Insight, on the other hand, relates to the service provider’s understanding of a business’ individual needs and environment so they are equipped be that last-resort copy. Businesses generally choose specialised backup service providers, or one that uses traditionally on-premises backup software that’s evolved into service provider offerings.
There are various offerings available in the cloud backup world, with services ranging from basic Storage as a Service (STaaS), Backup as a Service (BaaS), Replication as a Service (RaaS) and Disaster Recovery as a Service (DRaaS). But it’s important to understand that it’s rare for any one cloud provider to have offer all of these, which necessitates digging deeper into the cloud provider’s offering to see if management and monitoring are included with their services.
Self-managed versus managed is a big factor in choosing a cloud backup provider and expands on the previous points regarding expertise.

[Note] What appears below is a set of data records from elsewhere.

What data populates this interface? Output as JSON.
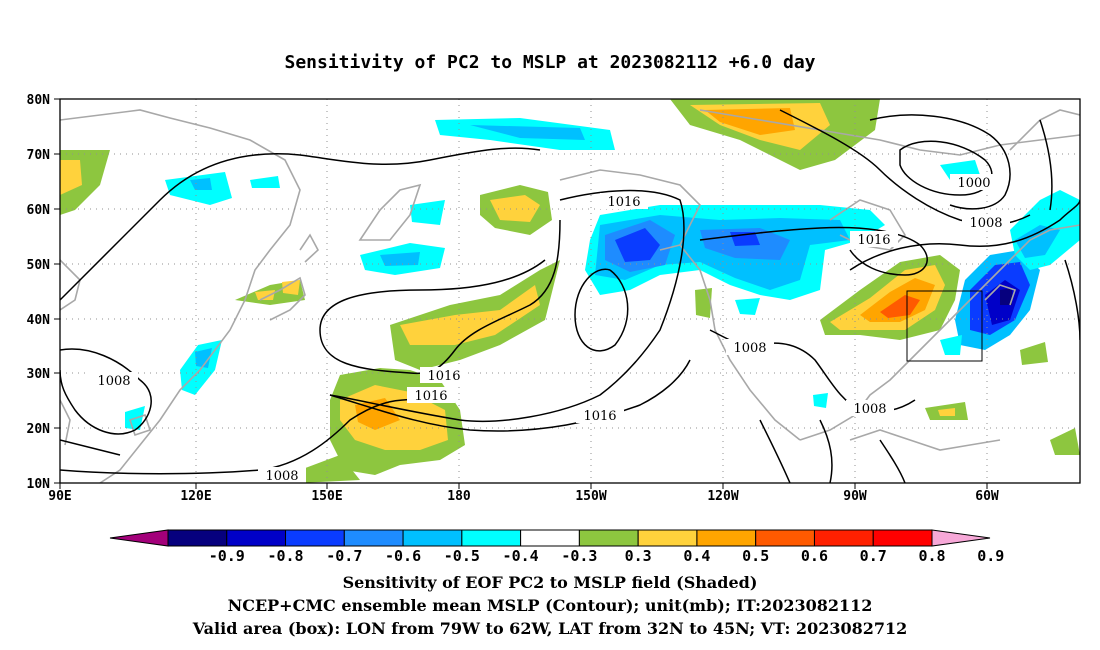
{
  "title": "Sensitivity of PC2 to MSLP at 2023082112 +6.0 day",
  "map": {
    "lat_labels": [
      "80N",
      "70N",
      "60N",
      "50N",
      "40N",
      "30N",
      "20N",
      "10N"
    ],
    "lon_labels": [
      "90E",
      "120E",
      "150E",
      "180",
      "150W",
      "120W",
      "90W",
      "60W"
    ],
    "contour_labels": [
      "1016",
      "1016",
      "1016",
      "1016",
      "1016",
      "1008",
      "1008",
      "1008",
      "1008",
      "1008",
      "1000"
    ],
    "box_label": "valid-area-box"
  },
  "colorbar": {
    "ticks": [
      "-0.9",
      "-0.8",
      "-0.7",
      "-0.6",
      "-0.5",
      "-0.4",
      "-0.3",
      "0.3",
      "0.4",
      "0.5",
      "0.6",
      "0.7",
      "0.8",
      "0.9"
    ],
    "colors": [
      "#a3007a",
      "#06007e",
      "#0000c8",
      "#0a3cff",
      "#1e8cff",
      "#00c0ff",
      "#00ffff",
      "#ffffff",
      "#8dc63f",
      "#ffd23c",
      "#ffa500",
      "#ff5a00",
      "#ff2000",
      "#ff0000",
      "#f7a8d8"
    ]
  },
  "captions": {
    "line1": "Sensitivity of EOF PC2 to MSLP field (Shaded)",
    "line2": "NCEP+CMC ensemble mean MSLP (Contour); unit(mb); IT:2023082112",
    "line3": "Valid area (box): LON from 79W to 62W, LAT from 32N to 45N; VT: 2023082712"
  }
}
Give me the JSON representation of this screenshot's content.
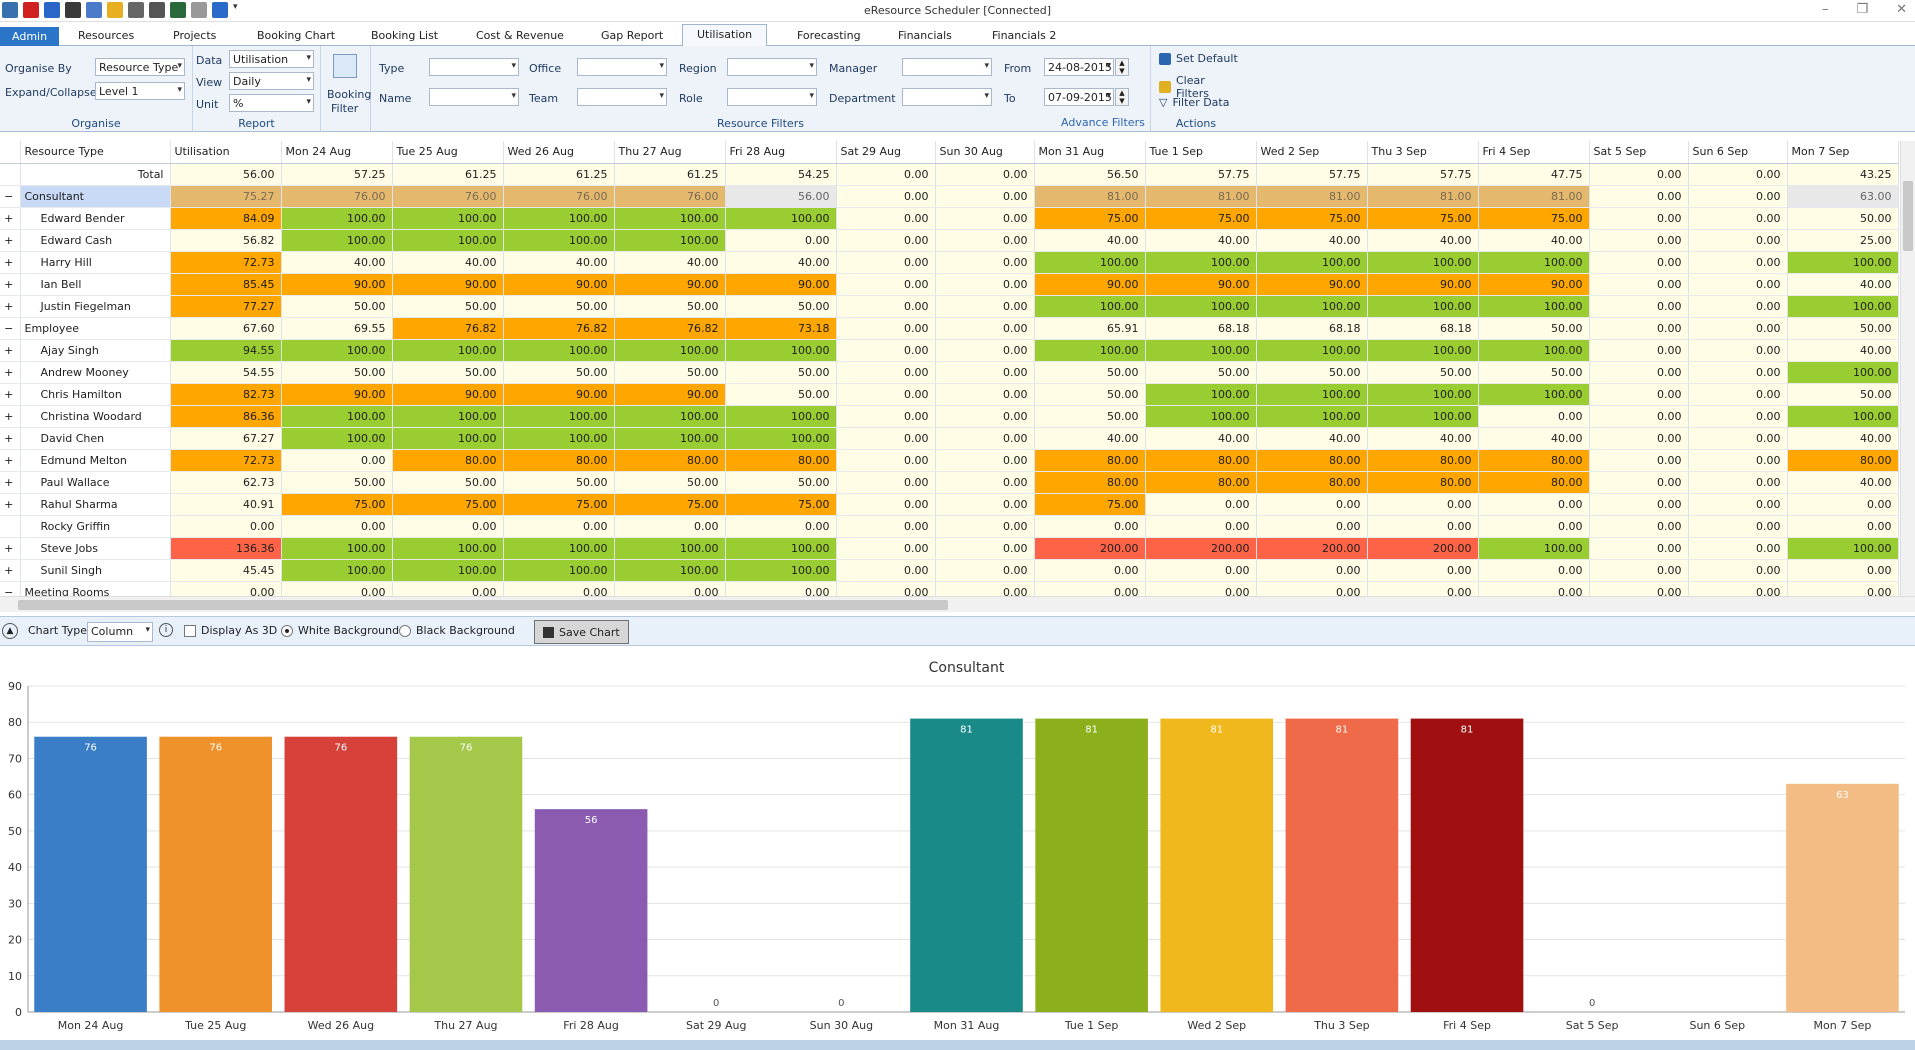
{
  "window": {
    "title": "eResource Scheduler [Connected]"
  },
  "tabs": [
    {
      "label": "Admin"
    },
    {
      "label": "Resources"
    },
    {
      "label": "Projects"
    },
    {
      "label": "Booking Chart"
    },
    {
      "label": "Booking List"
    },
    {
      "label": "Cost & Revenue"
    },
    {
      "label": "Gap Report"
    },
    {
      "label": "Utilisation"
    },
    {
      "label": "Forecasting"
    },
    {
      "label": "Financials"
    },
    {
      "label": "Financials 2"
    }
  ],
  "ribbon": {
    "organise": {
      "label": "Organise",
      "organise_by_label": "Organise By",
      "organise_by_value": "Resource Type",
      "expand_label": "Expand/Collapse",
      "expand_value": "Level 1"
    },
    "report": {
      "label": "Report",
      "data_label": "Data",
      "data_value": "Utilisation",
      "view_label": "View",
      "view_value": "Daily",
      "unit_label": "Unit",
      "unit_value": "%"
    },
    "booking_filter": {
      "label": "Booking",
      "label2": "Filter"
    },
    "resource_filters": {
      "label": "Resource Filters",
      "type": "Type",
      "name": "Name",
      "office": "Office",
      "team": "Team",
      "region": "Region",
      "role": "Role",
      "manager": "Manager",
      "department": "Department",
      "from": "From",
      "from_value": "24-08-2015",
      "to": "To",
      "to_value": "07-09-2015",
      "advance": "Advance Filters"
    },
    "actions": {
      "label": "Actions",
      "set_default": "Set Default",
      "clear_filters": "Clear Filters",
      "filter_data": "Filter Data"
    }
  },
  "grid": {
    "headers": [
      "Resource Type",
      "Utilisation",
      "Mon 24 Aug",
      "Tue 25 Aug",
      "Wed 26 Aug",
      "Thu 27 Aug",
      "Fri 28 Aug",
      "Sat 29 Aug",
      "Sun 30 Aug",
      "Mon 31 Aug",
      "Tue 1 Sep",
      "Wed 2 Sep",
      "Thu 3 Sep",
      "Fri 4 Sep",
      "Sat 5 Sep",
      "Sun 6 Sep",
      "Mon 7 Sep"
    ],
    "rows": [
      {
        "kind": "total",
        "name": "Total",
        "values": [
          "56.00",
          "57.25",
          "61.25",
          "61.25",
          "61.25",
          "54.25",
          "0.00",
          "0.00",
          "56.50",
          "57.75",
          "57.75",
          "57.75",
          "47.75",
          "0.00",
          "0.00",
          "43.25"
        ]
      },
      {
        "kind": "group",
        "sel": true,
        "exp": "−",
        "name": "Consultant",
        "values": [
          "75.27",
          "76.00",
          "76.00",
          "76.00",
          "76.00",
          "56.00",
          "0.00",
          "0.00",
          "81.00",
          "81.00",
          "81.00",
          "81.00",
          "81.00",
          "0.00",
          "0.00",
          "63.00"
        ],
        "colors": "TTTTTGYYTTTTTYYG"
      },
      {
        "kind": "item",
        "exp": "+",
        "name": "Edward Bender",
        "values": [
          "84.09",
          "100.00",
          "100.00",
          "100.00",
          "100.00",
          "100.00",
          "0.00",
          "0.00",
          "75.00",
          "75.00",
          "75.00",
          "75.00",
          "75.00",
          "0.00",
          "0.00",
          "50.00"
        ],
        "colors": "OGGGGGYYOOOOOYYY"
      },
      {
        "kind": "item",
        "exp": "+",
        "name": "Edward Cash",
        "values": [
          "56.82",
          "100.00",
          "100.00",
          "100.00",
          "100.00",
          "0.00",
          "0.00",
          "0.00",
          "40.00",
          "40.00",
          "40.00",
          "40.00",
          "40.00",
          "0.00",
          "0.00",
          "25.00"
        ],
        "colors": "YGGGGYYYYYYYYYYY"
      },
      {
        "kind": "item",
        "exp": "+",
        "name": "Harry Hill",
        "values": [
          "72.73",
          "40.00",
          "40.00",
          "40.00",
          "40.00",
          "40.00",
          "0.00",
          "0.00",
          "100.00",
          "100.00",
          "100.00",
          "100.00",
          "100.00",
          "0.00",
          "0.00",
          "100.00"
        ],
        "colors": "OYYYYYYYGGGGGYYG"
      },
      {
        "kind": "item",
        "exp": "+",
        "name": "Ian Bell",
        "values": [
          "85.45",
          "90.00",
          "90.00",
          "90.00",
          "90.00",
          "90.00",
          "0.00",
          "0.00",
          "90.00",
          "90.00",
          "90.00",
          "90.00",
          "90.00",
          "0.00",
          "0.00",
          "40.00"
        ],
        "colors": "OOOOOOYYOOOOOYYY"
      },
      {
        "kind": "item",
        "exp": "+",
        "name": "Justin Fiegelman",
        "values": [
          "77.27",
          "50.00",
          "50.00",
          "50.00",
          "50.00",
          "50.00",
          "0.00",
          "0.00",
          "100.00",
          "100.00",
          "100.00",
          "100.00",
          "100.00",
          "0.00",
          "0.00",
          "100.00"
        ],
        "colors": "OYYYYYYYGGGGGYYG"
      },
      {
        "kind": "group",
        "exp": "−",
        "name": "Employee",
        "values": [
          "67.60",
          "69.55",
          "76.82",
          "76.82",
          "76.82",
          "73.18",
          "0.00",
          "0.00",
          "65.91",
          "68.18",
          "68.18",
          "68.18",
          "50.00",
          "0.00",
          "0.00",
          "50.00"
        ],
        "colors": "YYOOOOYYYYYYYYYY"
      },
      {
        "kind": "item",
        "exp": "+",
        "name": "Ajay Singh",
        "values": [
          "94.55",
          "100.00",
          "100.00",
          "100.00",
          "100.00",
          "100.00",
          "0.00",
          "0.00",
          "100.00",
          "100.00",
          "100.00",
          "100.00",
          "100.00",
          "0.00",
          "0.00",
          "40.00"
        ],
        "colors": "GGGGGGYYGGGGGYYY"
      },
      {
        "kind": "item",
        "exp": "+",
        "name": "Andrew Mooney",
        "values": [
          "54.55",
          "50.00",
          "50.00",
          "50.00",
          "50.00",
          "50.00",
          "0.00",
          "0.00",
          "50.00",
          "50.00",
          "50.00",
          "50.00",
          "50.00",
          "0.00",
          "0.00",
          "100.00"
        ],
        "colors": "YYYYYYYYYYYYYYYG"
      },
      {
        "kind": "item",
        "exp": "+",
        "name": "Chris Hamilton",
        "values": [
          "82.73",
          "90.00",
          "90.00",
          "90.00",
          "90.00",
          "50.00",
          "0.00",
          "0.00",
          "50.00",
          "100.00",
          "100.00",
          "100.00",
          "100.00",
          "0.00",
          "0.00",
          "50.00"
        ],
        "colors": "OOOOOYYYYGGGGYYY"
      },
      {
        "kind": "item",
        "exp": "+",
        "name": "Christina Woodard",
        "values": [
          "86.36",
          "100.00",
          "100.00",
          "100.00",
          "100.00",
          "100.00",
          "0.00",
          "0.00",
          "50.00",
          "100.00",
          "100.00",
          "100.00",
          "0.00",
          "0.00",
          "0.00",
          "100.00"
        ],
        "colors": "OGGGGGYYYGGGYYYG"
      },
      {
        "kind": "item",
        "exp": "+",
        "name": "David Chen",
        "values": [
          "67.27",
          "100.00",
          "100.00",
          "100.00",
          "100.00",
          "100.00",
          "0.00",
          "0.00",
          "40.00",
          "40.00",
          "40.00",
          "40.00",
          "40.00",
          "0.00",
          "0.00",
          "40.00"
        ],
        "colors": "YGGGGGYYYYYYYYYY"
      },
      {
        "kind": "item",
        "exp": "+",
        "name": "Edmund Melton",
        "values": [
          "72.73",
          "0.00",
          "80.00",
          "80.00",
          "80.00",
          "80.00",
          "0.00",
          "0.00",
          "80.00",
          "80.00",
          "80.00",
          "80.00",
          "80.00",
          "0.00",
          "0.00",
          "80.00"
        ],
        "colors": "OYOOOOYYOOOOOYYO"
      },
      {
        "kind": "item",
        "exp": "+",
        "name": "Paul Wallace",
        "values": [
          "62.73",
          "50.00",
          "50.00",
          "50.00",
          "50.00",
          "50.00",
          "0.00",
          "0.00",
          "80.00",
          "80.00",
          "80.00",
          "80.00",
          "80.00",
          "0.00",
          "0.00",
          "40.00"
        ],
        "colors": "YYYYYYYYOOOOOYYY"
      },
      {
        "kind": "item",
        "exp": "+",
        "name": "Rahul Sharma",
        "values": [
          "40.91",
          "75.00",
          "75.00",
          "75.00",
          "75.00",
          "75.00",
          "0.00",
          "0.00",
          "75.00",
          "0.00",
          "0.00",
          "0.00",
          "0.00",
          "0.00",
          "0.00",
          "0.00"
        ],
        "colors": "YOOOOOYYOYYYYYYY"
      },
      {
        "kind": "item",
        "exp": "",
        "name": "Rocky Griffin",
        "values": [
          "0.00",
          "0.00",
          "0.00",
          "0.00",
          "0.00",
          "0.00",
          "0.00",
          "0.00",
          "0.00",
          "0.00",
          "0.00",
          "0.00",
          "0.00",
          "0.00",
          "0.00",
          "0.00"
        ],
        "colors": "YYYYYYYYYYYYYYYY"
      },
      {
        "kind": "item",
        "exp": "+",
        "name": "Steve Jobs",
        "values": [
          "136.36",
          "100.00",
          "100.00",
          "100.00",
          "100.00",
          "100.00",
          "0.00",
          "0.00",
          "200.00",
          "200.00",
          "200.00",
          "200.00",
          "100.00",
          "0.00",
          "0.00",
          "100.00"
        ],
        "colors": "RGGGGGYYRRRRGYYG"
      },
      {
        "kind": "item",
        "exp": "+",
        "name": "Sunil Singh",
        "values": [
          "45.45",
          "100.00",
          "100.00",
          "100.00",
          "100.00",
          "100.00",
          "0.00",
          "0.00",
          "0.00",
          "0.00",
          "0.00",
          "0.00",
          "0.00",
          "0.00",
          "0.00",
          "0.00"
        ],
        "colors": "YGGGGGYYYYYYYYYY"
      },
      {
        "kind": "group",
        "exp": "−",
        "name": "Meeting Rooms",
        "values": [
          "0.00",
          "0.00",
          "0.00",
          "0.00",
          "0.00",
          "0.00",
          "0.00",
          "0.00",
          "0.00",
          "0.00",
          "0.00",
          "0.00",
          "0.00",
          "0.00",
          "0.00",
          "0.00"
        ],
        "colors": "YYYYYYYYYYYYYYYY"
      }
    ]
  },
  "chart_toolbar": {
    "chart_type_label": "Chart Type:",
    "chart_type_value": "Column",
    "display_3d": "Display As 3D",
    "white_bg": "White Background",
    "black_bg": "Black Background",
    "save_chart": "Save Chart"
  },
  "chart_data": {
    "type": "bar",
    "title": "Consultant",
    "categories": [
      "Mon 24 Aug",
      "Tue 25 Aug",
      "Wed 26 Aug",
      "Thu 27 Aug",
      "Fri 28 Aug",
      "Sat 29 Aug",
      "Sun 30 Aug",
      "Mon 31 Aug",
      "Tue 1 Sep",
      "Wed 2 Sep",
      "Thu 3 Sep",
      "Fri 4 Sep",
      "Sat 5 Sep",
      "Sun 6 Sep",
      "Mon 7 Sep"
    ],
    "values": [
      76,
      76,
      76,
      76,
      56,
      0,
      0,
      81,
      81,
      81,
      81,
      81,
      0,
      0,
      63
    ],
    "labels": [
      "76",
      "76",
      "76",
      "76",
      "56",
      "0",
      "0",
      "81",
      "81",
      "81",
      "81",
      "81",
      "0",
      "",
      "63"
    ],
    "colors": [
      "#3a7ec8",
      "#f0922c",
      "#d6423a",
      "#a5c84a",
      "#8a5bb0",
      "#888888",
      "#888888",
      "#1a8a88",
      "#8cb01c",
      "#f0b81c",
      "#ee6a48",
      "#a01010",
      "#888888",
      "#888888",
      "#f2bc84"
    ],
    "yticks": [
      0,
      10,
      20,
      30,
      40,
      50,
      60,
      70,
      80,
      90
    ],
    "ylim": [
      0,
      90
    ],
    "grid": true,
    "legend": false
  },
  "colors": {
    "orange": "#ffa600",
    "green": "#9acd32",
    "red": "#ff6347",
    "yellow": "#fffde6",
    "tan": "#e4b96e",
    "grey": "#e8e8e8",
    "accent": "#2b75c8"
  }
}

Since the chosen provider will be an extension of your IT department, you must either select one that doesn’t have any backup or recovery management — meaning your staff will still need to be hands-on and end-to-end in terms of monitoring and recoverability — or that offers managed services that add value and insight to the solution.
It is important to understand that you are not just choosing a service or a set of services. You are hiring a smart team of people to manage, monitor and keep that service running — like a leveraged help desk. Some businesses will outsource the service end-to-end, while others will mix and match between offerings. Ultimately, you are still responsible for the recovery of data, and you still own the data protection and recovery strategy, regardless of whether it’s BaaS, RaaS or DRaaS.
Companies are increasingly intolerant to downtime. Two thirds of businesses translate downtime tolerance to mean that their service provider will be able to restore from a caching appliance or replica copy, and that it’s available for them to power on and access data.
Specifically, DR functionality behind Virtual Machine (VM) recoverability means considering cloud service providers that have the ability to restart VMs in the cloud. Taking that a step further, question whether they can restore VMs without restoring the full data set, and if they have preconfigured workflows to recover data quickly with the ability to sandbox or test applications and workloads.
Downtime tolerance links back to the type of offering, as each one will dictate the recovery time objective. It is important to be extremely mindful of this, as it can mean the difference between a DR strategy that succeeds or fails.
Choosing the right cloud backup service provider is an important part of forming a complete cloud strategy, and requires all the facts. Each service provider offers something different, but ultimately they need to suit your specific needs. Just remember that your service provider is your last-resort copy when disaster strikes.